La svolta del genere

Dagli anni ‘80, la musica elettronica esce fuori dal mondo “sotterraneo”. Nel 1980 i Tangerine Dream, gruppo di musica elettronica di Berlino Ovest,  si esibisce davanti al Palast der Republik di Berlino Est. Questo apre la strada alla diffusione capillare della musica elettronica nella DDR. Nessuna censura uccide il desiderio di esprimersi, per di più, la musica elettronica richiedeva pochi strumenti tecnologici ed ha ridimensionato il concetto di esibizione musicale.
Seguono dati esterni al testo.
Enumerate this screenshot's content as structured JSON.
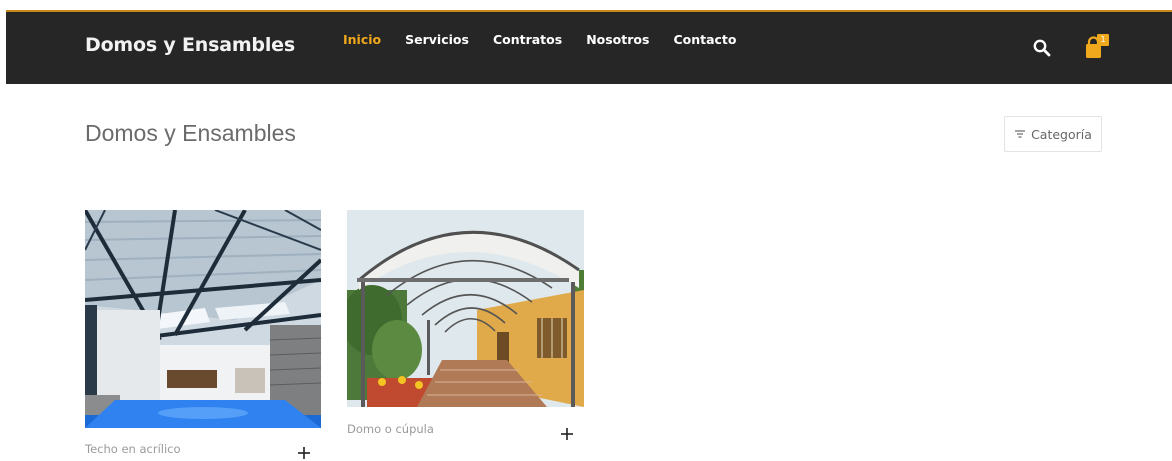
{
  "header": {
    "brand": "Domos y Ensambles",
    "nav": [
      {
        "label": "Inicio",
        "active": true
      },
      {
        "label": "Servicios",
        "active": false
      },
      {
        "label": "Contratos",
        "active": false
      },
      {
        "label": "Nosotros",
        "active": false
      },
      {
        "label": "Contacto",
        "active": false
      }
    ],
    "search_icon": "search-icon",
    "cart_icon": "shopping-bag-icon",
    "cart_count": "1",
    "accent_color": "#f0a81c",
    "background_color": "#262626"
  },
  "main": {
    "title": "Domos y Ensambles",
    "filter": {
      "label": "Categoría",
      "icon": "filter-icon"
    }
  },
  "products": [
    {
      "name": "Techo en acrílico",
      "image": "steel-roof-warehouse-photo",
      "action_icon": "plus-icon"
    },
    {
      "name": "Domo o cúpula",
      "image": "arched-canopy-corridor-photo",
      "action_icon": "plus-icon"
    }
  ]
}
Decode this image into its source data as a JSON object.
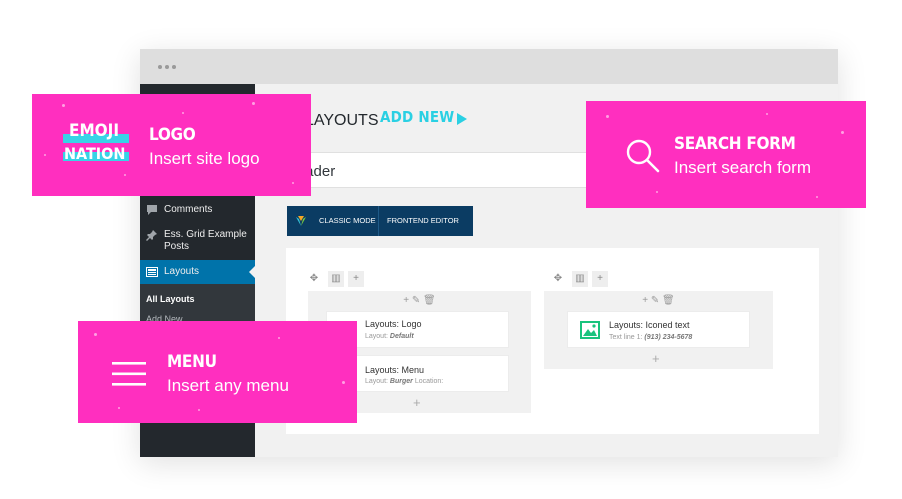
{
  "app": {
    "page_title": "LAYOUTS",
    "add_new_label": "ADD NEW",
    "title_input_value": "Header"
  },
  "sidebar": {
    "items": [
      {
        "label": "Comments",
        "icon": "comment-icon"
      },
      {
        "label": "Ess. Grid Example Posts",
        "icon": "pin-icon"
      },
      {
        "label": "Layouts",
        "icon": "layout-icon",
        "active": true
      }
    ],
    "submenu": [
      {
        "label": "All Layouts",
        "current": true
      },
      {
        "label": "Add New",
        "current": false
      }
    ]
  },
  "editor_bar": {
    "classic_mode_label": "CLASSIC MODE",
    "frontend_editor_label": "FRONTEND EDITOR"
  },
  "builder": {
    "columns": [
      {
        "elements": [
          {
            "title": "Layouts: Logo",
            "sub_label": "Layout:",
            "sub_value": "Default"
          },
          {
            "title": "Layouts: Menu",
            "sub_label": "Layout:",
            "sub_value": "Burger",
            "sub_extra": "Location:"
          }
        ]
      },
      {
        "elements": [
          {
            "title": "Layouts: Iconed text",
            "sub_label": "Text line 1:",
            "sub_value": "(913) 234-5678"
          }
        ]
      }
    ]
  },
  "cards": {
    "logo": {
      "brand_line1": "EMOJI",
      "brand_line2": "NATION",
      "title": "LOGO",
      "subtitle": "Insert site logo"
    },
    "search": {
      "title": "SEARCH FORM",
      "subtitle": "Insert search form",
      "icon": "search-icon"
    },
    "menu": {
      "title": "MENU",
      "subtitle": "Insert any menu",
      "icon": "hamburger-menu-icon"
    }
  },
  "colors": {
    "pink": "#ff2fbf",
    "accent_cyan": "#2ad0e3",
    "wp_blue": "#0073aa",
    "wp_dark": "#23282d",
    "vc_navy": "#0b3c63"
  }
}
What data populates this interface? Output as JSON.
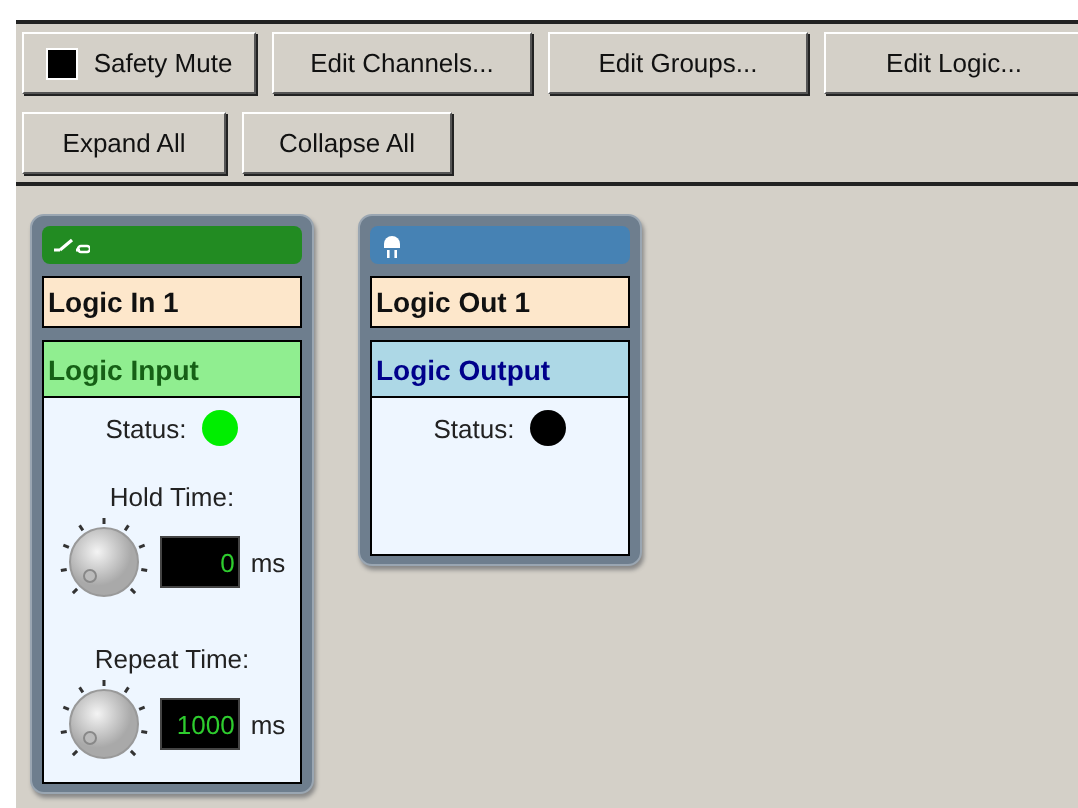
{
  "toolbar": {
    "rows": [
      [
        {
          "kind": "toggle",
          "label": "Safety Mute",
          "checked": true
        },
        {
          "kind": "button",
          "label": "Edit Channels..."
        },
        {
          "kind": "button",
          "label": "Edit Groups..."
        },
        {
          "kind": "button",
          "label": "Edit Logic..."
        }
      ],
      [
        {
          "kind": "button",
          "label": "Expand All"
        },
        {
          "kind": "button",
          "label": "Collapse All"
        }
      ]
    ]
  },
  "modules": [
    {
      "kind": "input",
      "name": "Logic In 1",
      "type": "Logic Input",
      "status_label": "Status:",
      "status_on": true,
      "controls": [
        {
          "label": "Hold Time:",
          "value": "0",
          "unit": "ms"
        },
        {
          "label": "Repeat Time:",
          "value": "1000",
          "unit": "ms"
        }
      ]
    },
    {
      "kind": "output",
      "name": "Logic Out 1",
      "type": "Logic Output",
      "status_label": "Status:",
      "status_on": false
    }
  ]
}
Di conseguenza sono cambiate le modalità di ascolto. La musica techno era diventata da ambo i lati del muro uno strumento di liberazione, di autoregolazione, di libera espressione del corpo e di totale anarchia nel vestiario.

Alcuni luoghi come fabbriche o stabilimenti abbandonati venivano occupati per organizzare feste techno. L’ascoltatore non era posto davanti a nessun idolo ma davanti alla propria individualità. Ognuno ballava nel proprio spazio auto-selezionato davanti ad un”muro di suoni”, le casse, che liberavano l’individuo dai legami con il mondo in cui viveva. Con il tempo, dopo la caduta del muro di Berlino, il genere ha trovato spazio tra gli scaffali di negozi specializzati. Con all’influsso del synth-pop e con la musica di Detroit sono emersi i primi Dj che sintetizzavano in acustico.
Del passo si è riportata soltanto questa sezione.